Kaz and flight director Gene Kranz are told that investigations have revealed that Tom's helicopter had been sabotaged, and that Chad may have been responsible. Kaz and Gene begin to question Chad's loyalties to the United States. Kaz is aboard one of the American recovery ships in the Pacific Ocean waiting for the Apollo 18 splashdown, but Chad changes the capsule's re-entry point away from the American ships and close to a Soviet submarine. Kaz arrives by helicopter a while after splashdown to find Chad and Svetlana fighting in the water over the Moon rock. Svetlana gets the better of him and escapes with the rock in the submarine. Kaz confronts Chad about his actions, but Chad dies from his injuries.

==Critical reception==
In a starred review, Publishers Weekly called The Apollo Murders "an intelligent and surprising nail-biter that Tom Clancy fans will relish". The reviewer complimented Hadfield's attention to detail, adding that it heightens the novel's suspense. A reviewer in Kirkus Reviews was a little critical of the book's technical details. They felt that its focus on technical descriptions tended to impede the pace of the first part of the book, creating the impression that it "will never get off the launchpad". But despite a "somewhat over-the-top" climax, the reviewer added that the novel does have "the basic bones of a good thriller".

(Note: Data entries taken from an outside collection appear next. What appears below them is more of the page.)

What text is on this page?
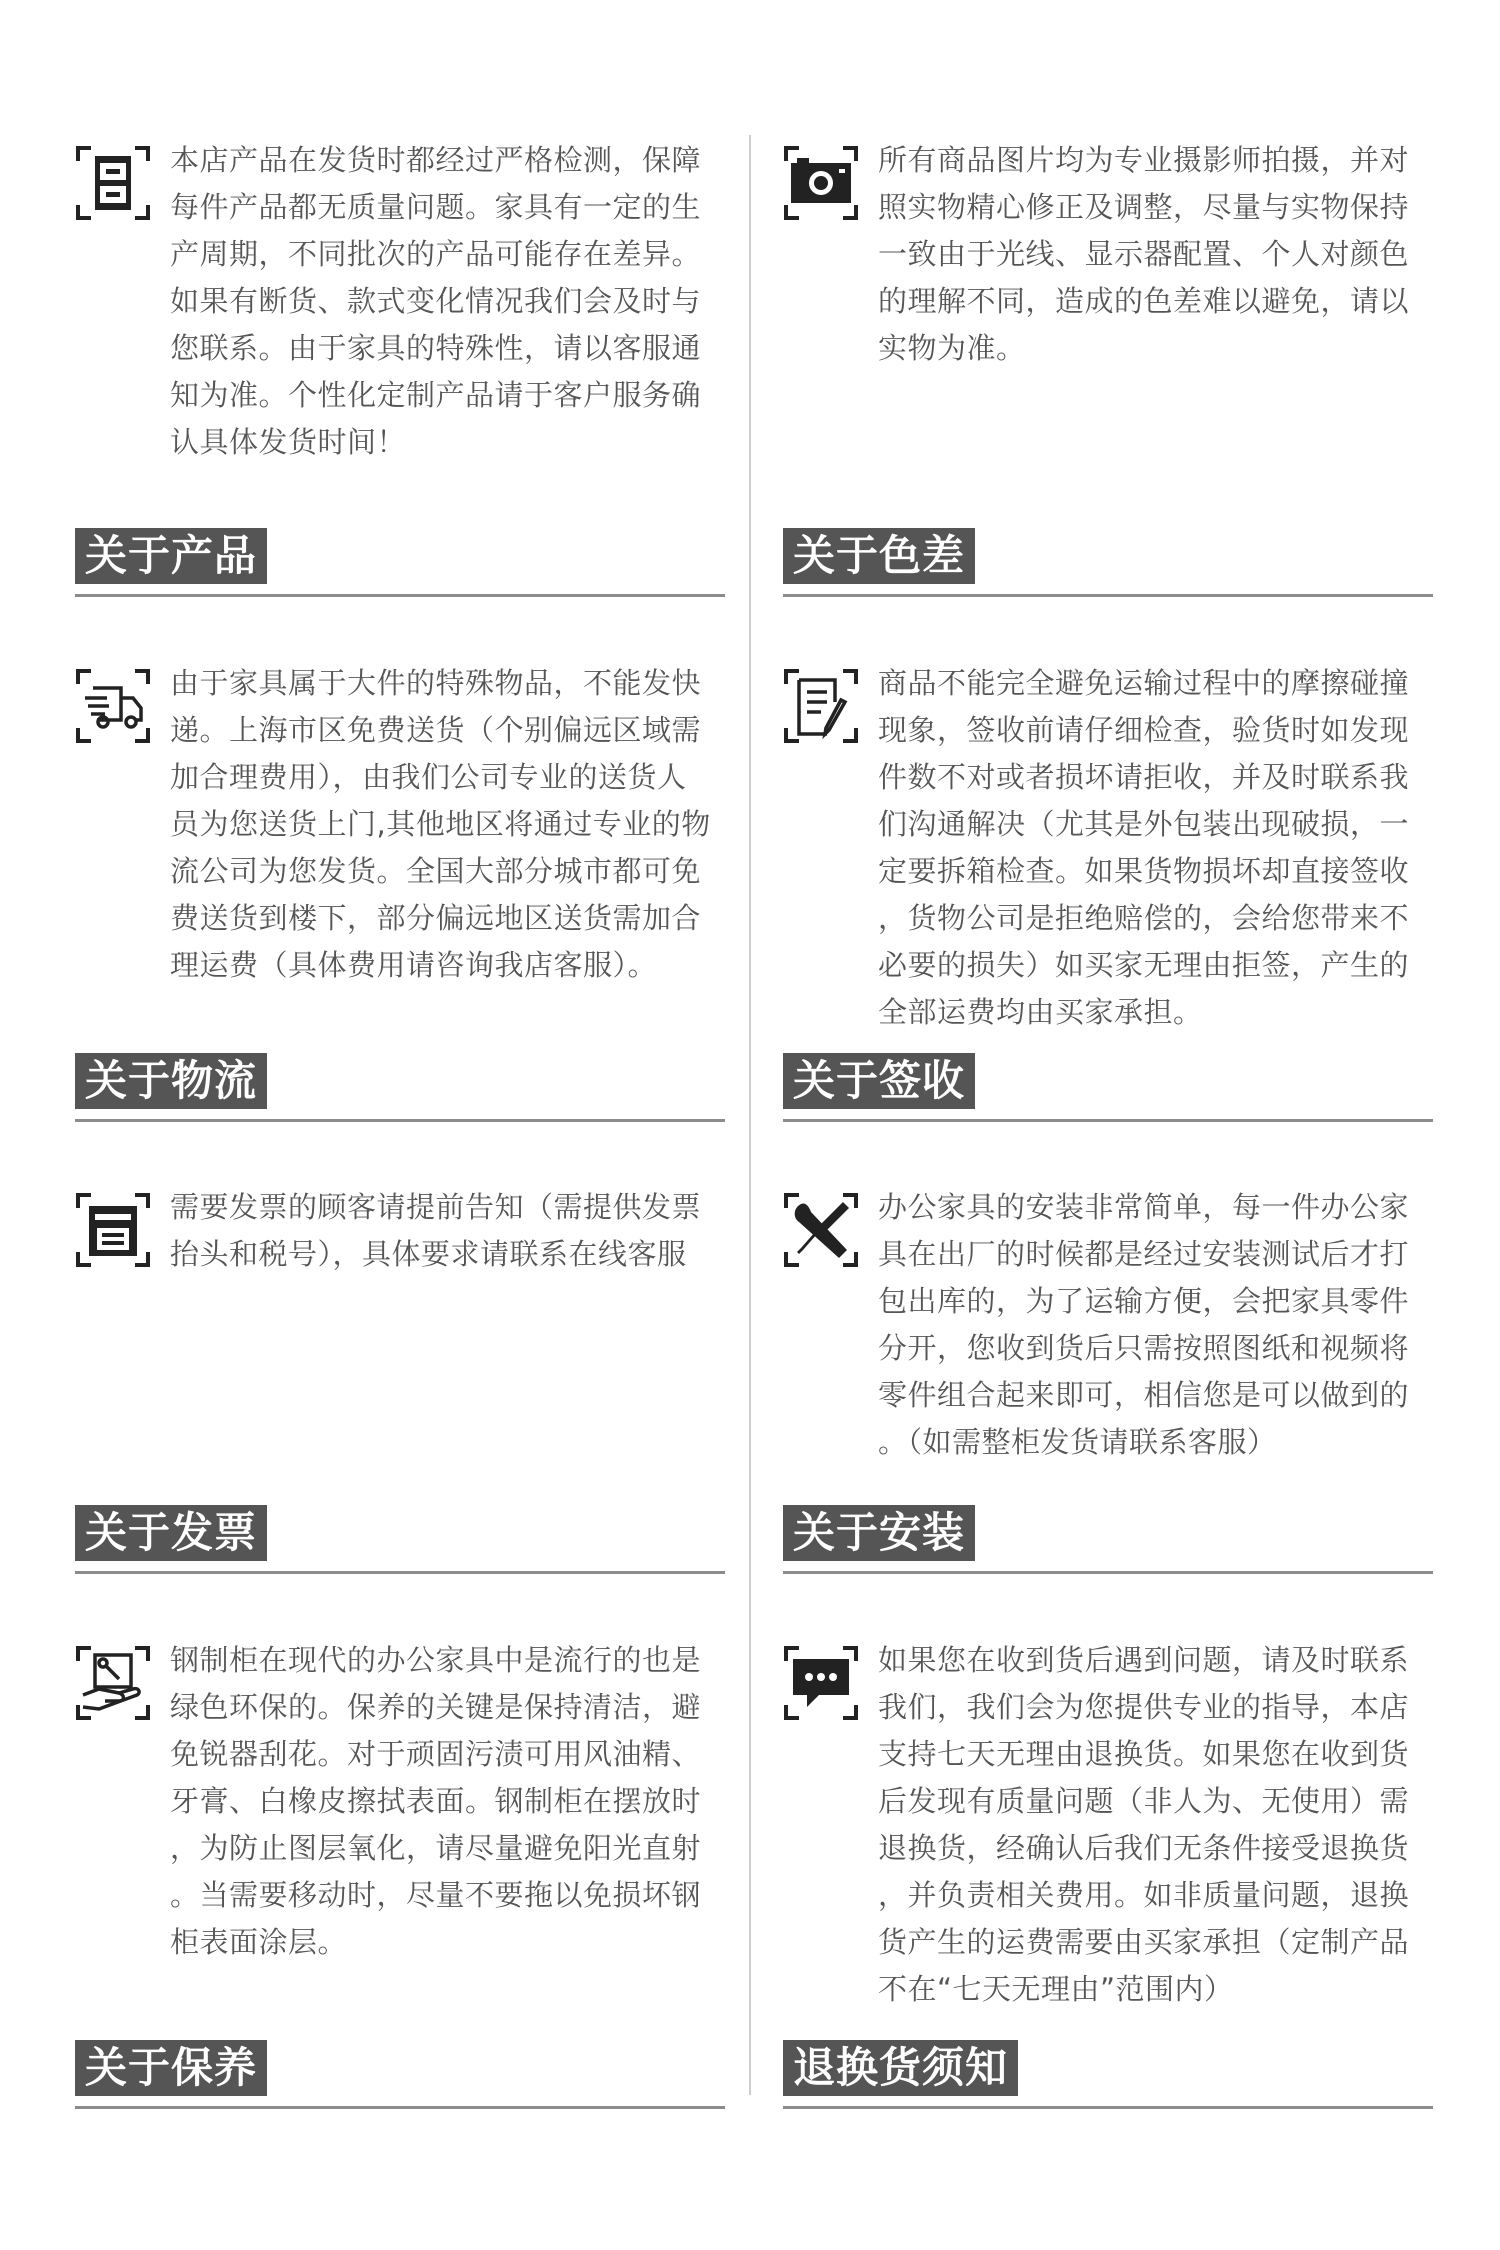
本店产品在发货时都经过严格检测，保障
每件产品都无质量问题。家具有一定的生
产周期，不同批次的产品可能存在差异。
如果有断货、款式变化情况我们会及时与
您联系。由于家具的特殊性，请以客服通
知为准。个性化定制产品请于客户服务确
认具体发货时间！
所有商品图片均为专业摄影师拍摄，并对
照实物精心修正及调整，尽量与实物保持
一致由于光线、显示器配置、个人对颜色
的理解不同，造成的色差难以避免，请以
实物为准。
关于产品	关于色差
由于家具属于大件的特殊物品，不能发快
递。上海市区免费送货（个别偏远区域需
加合理费用），由我们公司专业的送货人
员为您送货上门,其他地区将通过专业的物
流公司为您发货。全国大部分城市都可免
费送货到楼下，部分偏远地区送货需加合
理运费（具体费用请咨询我店客服）。
商品不能完全避免运输过程中的摩擦碰撞
现象，签收前请仔细检查，验货时如发现
件数不对或者损坏请拒收，并及时联系我
们沟通解决（尤其是外包装出现破损，一
定要拆箱检查。如果货物损坏却直接签收
，货物公司是拒绝赔偿的，会给您带来不
必要的损失）如买家无理由拒签，产生的
全部运费均由买家承担。
关于物流	关于签收
需要发票的顾客请提前告知（需提供发票
抬头和税号），具体要求请联系在线客服
办公家具的安装非常简单，每一件办公家
具在出厂的时候都是经过安装测试后才打
包出库的，为了运输方便，会把家具零件
分开，您收到货后只需按照图纸和视频将
零件组合起来即可，相信您是可以做到的
。（如需整柜发货请联系客服）
关于发票	关于安装
钢制柜在现代的办公家具中是流行的也是
绿色环保的。保养的关键是保持清洁，避
免锐器刮花。对于顽固污渍可用风油精、
牙膏、白橡皮擦拭表面。钢制柜在摆放时
，为防止图层氧化，请尽量避免阳光直射
。当需要移动时，尽量不要拖以免损坏钢
柜表面涂层。
如果您在收到货后遇到问题，请及时联系
我们，我们会为您提供专业的指导，本店
支持七天无理由退换货。如果您在收到货
后发现有质量问题（非人为、无使用）需
退换货，经确认后我们无条件接受退换货
，并负责相关费用。如非质量问题，退换
货产生的运费需要由买家承担（定制产品
不在“七天无理由”范围内）
关于保养	退换货须知
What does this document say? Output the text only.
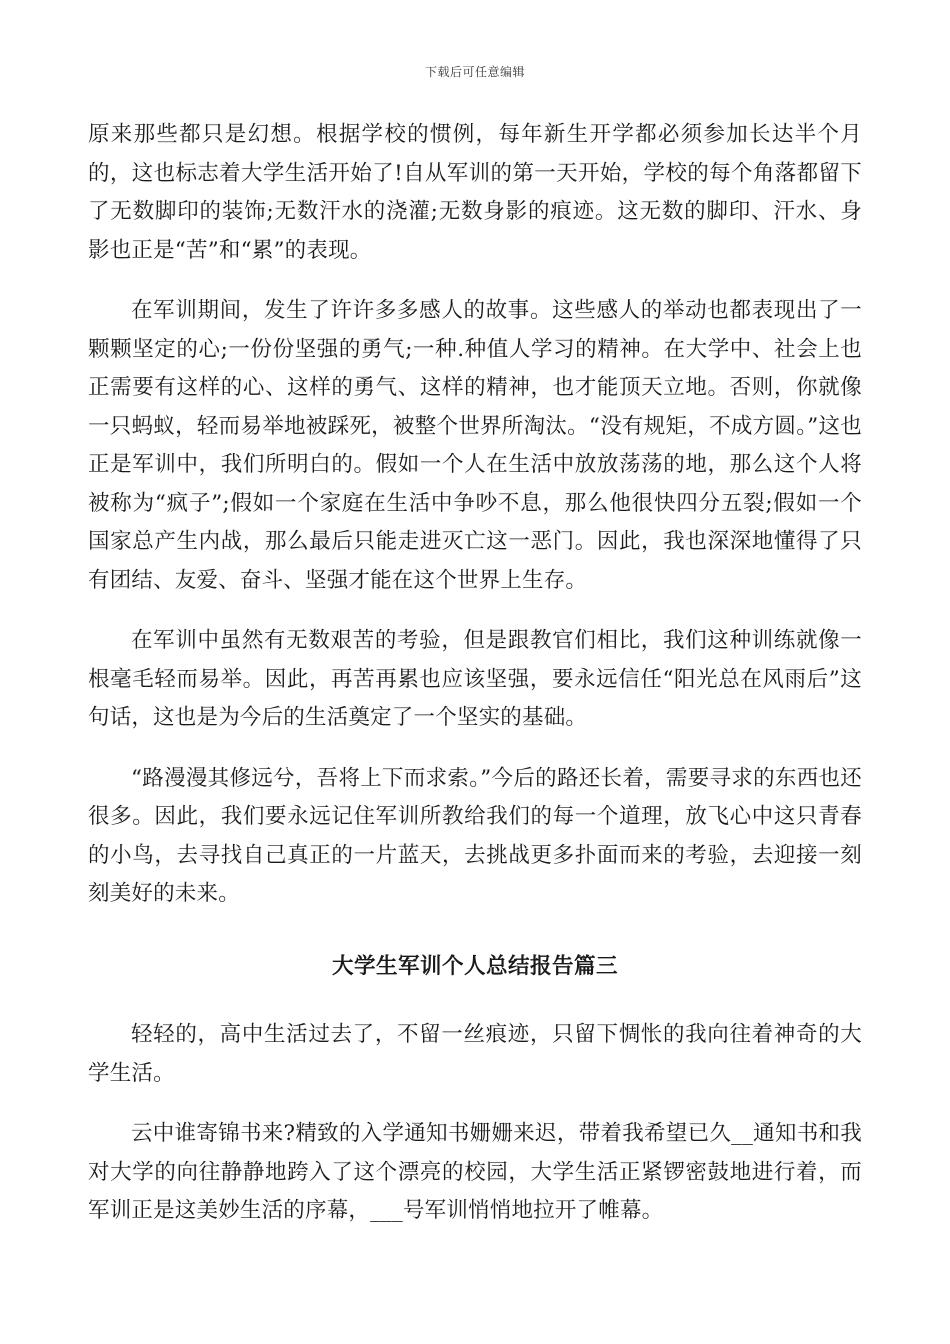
下载后可任意编辑

原来那些都只是幻想。根据学校的惯例，每年新生开学都必须参加长达半个月的，这也标志着大学生活开始了!自从军训的第一天开始，学校的每个角落都留下了无数脚印的装饰;无数汗水的浇灌;无数身影的痕迹。这无数的脚印、汗水、身影也正是“苦”和“累”的表现。

在军训期间，发生了许许多多感人的故事。这些感人的举动也都表现出了一颗颗坚定的心;一份份坚强的勇气;一种.种值人学习的精神。在大学中、社会上也正需要有这样的心、这样的勇气、这样的精神，也才能顶天立地。否则，你就像一只蚂蚁，轻而易举地被踩死，被整个世界所淘汰。“没有规矩，不成方圆。”这也正是军训中，我们所明白的。假如一个人在生活中放放荡荡的地，那么这个人将被称为“疯子”;假如一个家庭在生活中争吵不息，那么他很快四分五裂;假如一个国家总产生内战，那么最后只能走进灭亡这一恶门。因此，我也深深地懂得了只有团结、友爱、奋斗、坚强才能在这个世界上生存。

在军训中虽然有无数艰苦的考验，但是跟教官们相比，我们这种训练就像一根毫毛轻而易举。因此，再苦再累也应该坚强，要永远信任“阳光总在风雨后”这句话，这也是为今后的生活奠定了一个坚实的基础。

“路漫漫其修远兮，吾将上下而求索。”今后的路还长着，需要寻求的东西也还很多。因此，我们要永远记住军训所教给我们的每一个道理，放飞心中这只青春的小鸟，去寻找自己真正的一片蓝天，去挑战更多扑面而来的考验，去迎接一刻刻美好的未来。

大学生军训个人总结报告篇三

轻轻的，高中生活过去了，不留一丝痕迹，只留下惆怅的我向往着神奇的大学生活。

云中谁寄锦书来?精致的入学通知书姗姗来迟，带着我希望已久__通知书和我对大学的向往静静地跨入了这个漂亮的校园，大学生活正紧锣密鼓地进行着，而军训正是这美妙生活的序幕，___号军训悄悄地拉开了帷幕。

In a review of The Apollo Murders in New Scientist, Jacob Aron called Hadfield's debut novel "an accomplished story from a first-time novelist". He described the plot as "improbable but not implausible". Aron wrote that because Hadfield has had first-hand experience of being in space, and has created a story with events that are quite plausible, his "techno-thiller jargon" comes across as quite authentic. One minor complaint Aron had with the book was Hadfield's portrayal of Russian dialogue. Aron explained that when Russians speak to Russians in the book, their speech is written in English, but when Russians speak to someone from the US, it is written in transliterated Cyrillic script, which is then translated into English, "to grating effect". Natalie Xenos described The Apollo Murders as "a superior space thriller". In a review of the book at Culturefly, she said that Hadfield's background as an astronaut and his technical knowledge of space missions, adds to the novel's realism. She found the story "both exhilarating and terrifying, and the technical detail that felt so overwhelming at the beginning becomes the book’s biggest strength". Xenos remarked that Hadfield "captures the Cold War tensions perfectly", and the constant switching of the story's point of view creates "an even more expansive feel".

Writing in The Space Review, aerospace analyst and journalist, Jeff Foust found The Apollo Murders "an enjoyable read, with plenty of plot twists and technical details". He stated that Hadfield skilfully balances "narrative tension" with technical detail, without letting the technical detail interfere with the pace of the story. Foust noted that while the novel has a few "leaps of logic", for example, diverting Apollo 18's Moon mission to disable a Soviet space station, and suppressing all public reporting on the Apollo mission without arousing any suspicion, Hadfield "pulls it off", and demonstrates his ability to write engaging stories. Reviewing the book for the National Space Society, Peter Spasov called The Apollo Murders a "space adventure" and "a story beyond compare—for both the truth and the fiction". He wrote that the novel's "shining gem" is how Hadfield's knowledge of the Apollo program's operations and equipment gives the narrative "absolute credibility", and immerses the reader in the center of the action. Spasov remarked that the American cover-ups in the story, and Hadfield's claim that many events in the novel really happened, may leave readers wondering "what is really going on behind the public glamour of space exploration."